Masjid yang sering digunakan para musafir untuk menunaikan sholat ketika melintasinya. Benar-benar membanggakan. Dan kehebatan kedua adik - kakak tersebut tentu saja tidak lepas dari campur - tangan Nyonya dan Tuan Alfarisi dalam mendidiknya.
Nissa menghela napas. Dan saat Nissa menjajakan mata ke sepenjuru arah, dia baru tahu bahwa acara yang dimaksudkan itu ternyata festival anak sekolah, karena melihat spanduk bertulisan FAS – Festival Anak Sholeh. Dan ternyata memang benar. Sebab di depan sana, Nissa mendapati banyaknya anak-anak dari berbagai khalangan usia 5-14 tahun sedang berkumpul sesuai kelompoknya masing-masing.
Kemudian perasaan Nissa langsung membuncah senang sewaktu dirinya menangkap sosok Hamzah yang tampak berbincang-bincang dengan orang tua peserta lomba. “Kak, itu A’a Hamzah di sana.” Nissa memberi tahu Tengku yang memang sedang mencari-cari sahabatnya.
“Oh iya benar, ayo kesana.”
Nissa dan Tengku melangkah berdampingan menuju Hamzah.

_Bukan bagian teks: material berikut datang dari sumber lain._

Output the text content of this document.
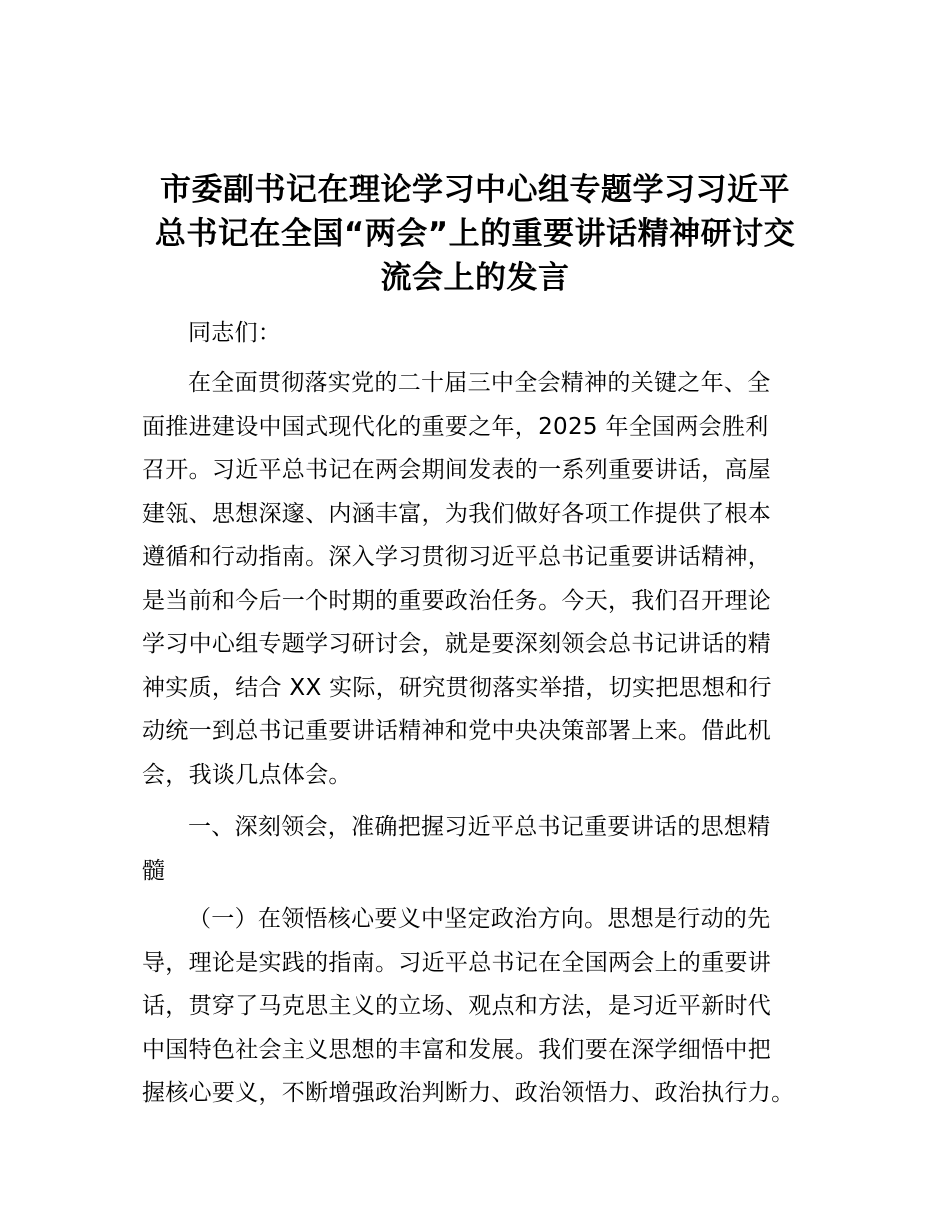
市委副书记在理论学习中心组专题学习习近平
总书记在全国“两会”上的重要讲话精神研讨交
流会上的发言

同志们：

在全面贯彻落实党的二十届三中全会精神的关键之年、全
面推进建设中国式现代化的重要之年，2025 年全国两会胜利
召开。习近平总书记在两会期间发表的一系列重要讲话，高屋
建瓴、思想深邃、内涵丰富，为我们做好各项工作提供了根本
遵循和行动指南。深入学习贯彻习近平总书记重要讲话精神，
是当前和今后一个时期的重要政治任务。今天，我们召开理论
学习中心组专题学习研讨会，就是要深刻领会总书记讲话的精
神实质，结合 XX 实际，研究贯彻落实举措，切实把思想和行
动统一到总书记重要讲话精神和党中央决策部署上来。借此机
会，我谈几点体会。

一、深刻领会，准确把握习近平总书记重要讲话的思想精
髓

（一）在领悟核心要义中坚定政治方向。思想是行动的先
导，理论是实践的指南。习近平总书记在全国两会上的重要讲
话，贯穿了马克思主义的立场、观点和方法，是习近平新时代
中国特色社会主义思想的丰富和发展。我们要在深学细悟中把
握核心要义，不断增强政治判断力、政治领悟力、政治执行力。
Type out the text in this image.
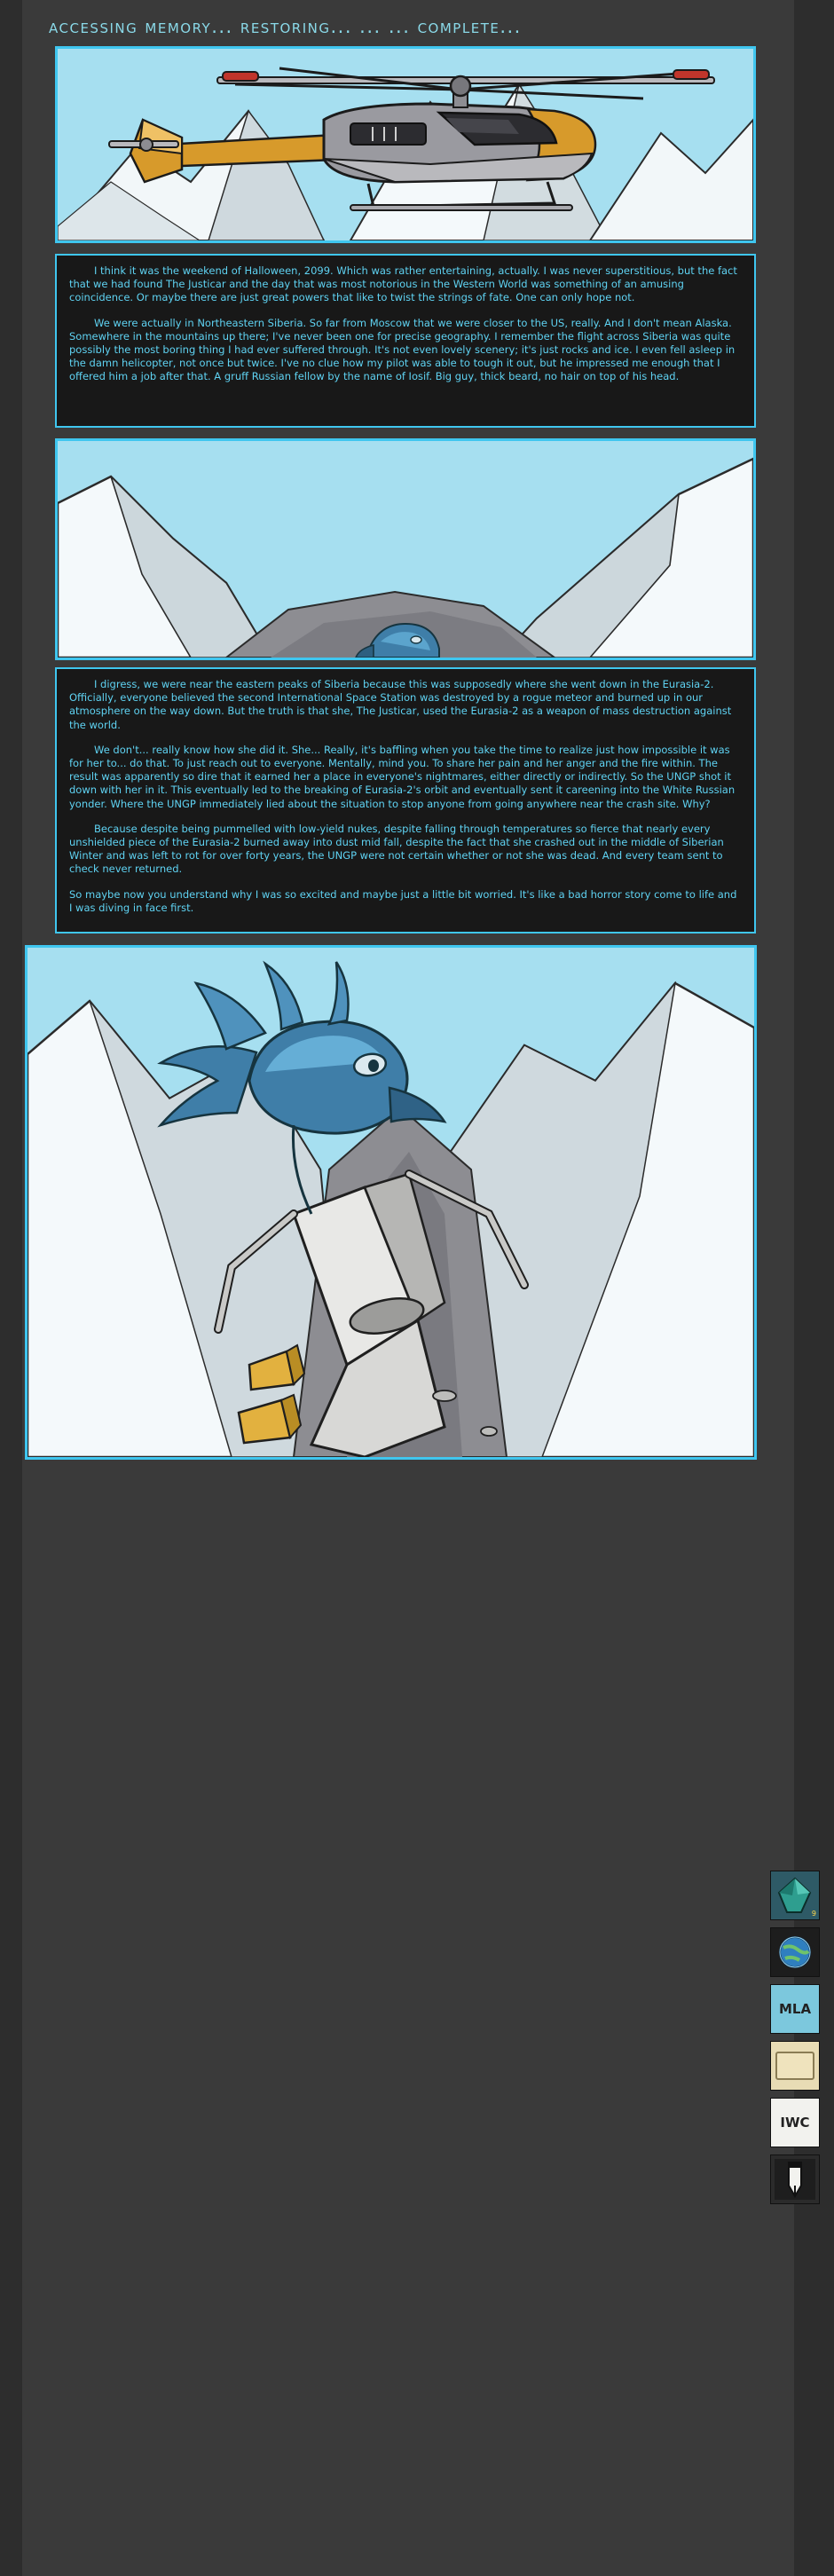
accessing memory... restoring... ... ... complete...

I think it was the weekend of Halloween, 2099. Which was rather entertaining, actually. I was never superstitious, but the fact that we had found The Justicar and the day that was most notorious in the Western World was something of an amusing coincidence. Or maybe there are just great powers that like to twist the strings of fate. One can only hope not.

We were actually in Northeastern Siberia. So far from Moscow that we were closer to the US, really. And I don't mean Alaska. Somewhere in the mountains up there; I've never been one for precise geography. I remember the flight across Siberia was quite possibly the most boring thing I had ever suffered through. It's not even lovely scenery; it's just rocks and ice. I even fell asleep in the damn helicopter, not once but twice. I've no clue how my pilot was able to tough it out, but he impressed me enough that I offered him a job after that. A gruff Russian fellow by the name of Iosif. Big guy, thick beard, no hair on top of his head.

I digress, we were near the eastern peaks of Siberia because this was supposedly where she went down in the Eurasia-2. Officially, everyone believed the second International Space Station was destroyed by a rogue meteor and burned up in our atmosphere on the way down. But the truth is that she, The Justicar, used the Eurasia-2 as a weapon of mass destruction against the world.

We don't... really know how she did it. She... Really, it's baffling when you take the time to realize just how impossible it was for her to... do that. To just reach out to everyone. Mentally, mind you. To share her pain and her anger and the fire within. The result was apparently so dire that it earned her a place in everyone's nightmares, either directly or indirectly. So the UNGP shot it down with her in it. This eventually led to the breaking of Eurasia-2's orbit and eventually sent it careening into the White Russian yonder. Where the UNGP immediately lied about the situation to stop anyone from going anywhere near the crash site. Why?

Because despite being pummelled with low-yield nukes, despite falling through temperatures so fierce that nearly every unshielded piece of the Eurasia-2 burned away into dust mid fall, despite the fact that she crashed out in the middle of Siberian Winter and was left to rot for over forty years, the UNGP were not certain whether or not she was dead. And every team sent to check never returned.

So maybe now you understand why I was so excited and maybe just a little bit worried. It's like a bad horror story come to life and I was diving in face first.

9
MLA
IWC
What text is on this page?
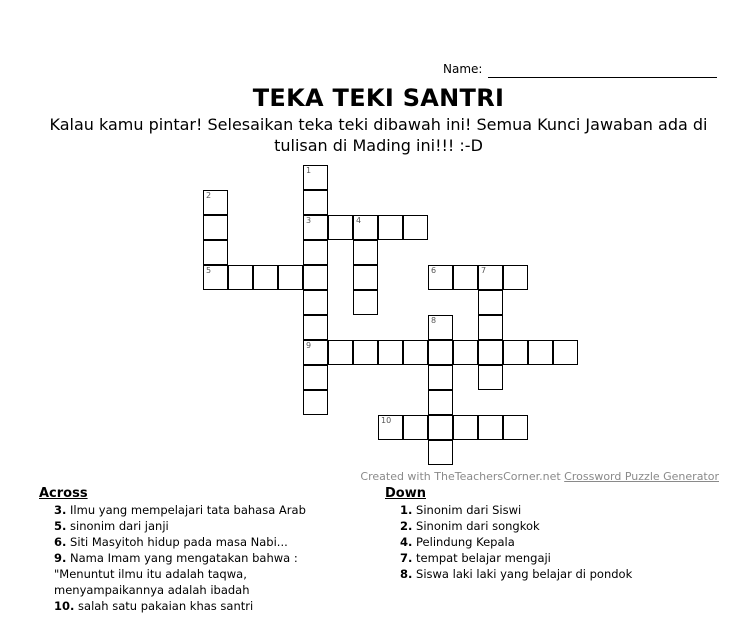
Name:
TEKA TEKI SANTRI
Kalau kamu pintar! Selesaikan teka teki dibawah ini! Semua Kunci Jawaban ada di tulisan di Mading ini!!! :-D
1
3
9
2
5
4
6	7
8
10
Created with TheTeachersCorner.net Crossword Puzzle Generator
Across
3. Ilmu yang mempelajari tata bahasa Arab
5. sinonim dari janji
6. Siti Masyitoh hidup pada masa Nabi...
9. Nama Imam yang mengatakan bahwa :
"Menuntut ilmu itu adalah taqwa,
menyampaikannya adalah ibadah
10. salah satu pakaian khas santri
Down
1. Sinonim dari Siswi
2. Sinonim dari songkok
4. Pelindung Kepala
7. tempat belajar mengaji
8. Siswa laki laki yang belajar di pondok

Tiba di sana, keduanya memberi salam hingga menjadi pusat perhatian Hamzah.
“Assalamu’alaikum?”
“Wa’alaikumsalam,” Hamzah menoleh.
Senyum manis tercetak di wajahnya kala mengetahui siapa yang baru saja menyapa. “Alhamdulillah kalian sudah datang. Sebentar lagi acaranya mau dimulai. Di jalan macet?”
“Gak macet,” respond Tengku. “Adik saya ini nih yang kelamaan dandannya.
Hamzah mengalihkan pandangannya ke anak-anak dan orangtua yang masih berdiri di dekat mereka. “Kalau gitu kita lanjutkan nanti lagi ya, Bu, Pak. Dan adik-adik, jangan lupa berdo’a supaya menang jadi juara satu ya.”
“Iya mas Hamzah, terima kasih.”
“Makasi kakak.”
Hamzah tersenyum. “sama-sama. Kalau begitu saya permisi dulu ya semuanya? Assalamu’alaikum,” ujar Hamzah. Usai salamnya di respond, laki-laki itu pun meminta Tengku dan Nissa untuk ikut bersamanya. “Kita bicara di sana saja yuk?”
Hamzah menunjuk ke sudut ruangan dan berkata lagi, “Sekalian menunggu keluarga saya yang lainnya, mereka masih siap-siap di ruang rias.”
“Oh pantas saja saya gak lihat Adi dan Orangtua kamu,” respond Tengku.
Sedangkang Nissa hanya diam memendam rasa kesal pada Hamzah yang entah kenapa, kalau sudah membahas dirinya, laki-laki itu hobi sekali mengalihkan topik.
Tahu begini Nissa lebih baik pura-pura kesal pada Tengku yang tadi telah menyinggungnya soal kelamaan dia yang berdandan.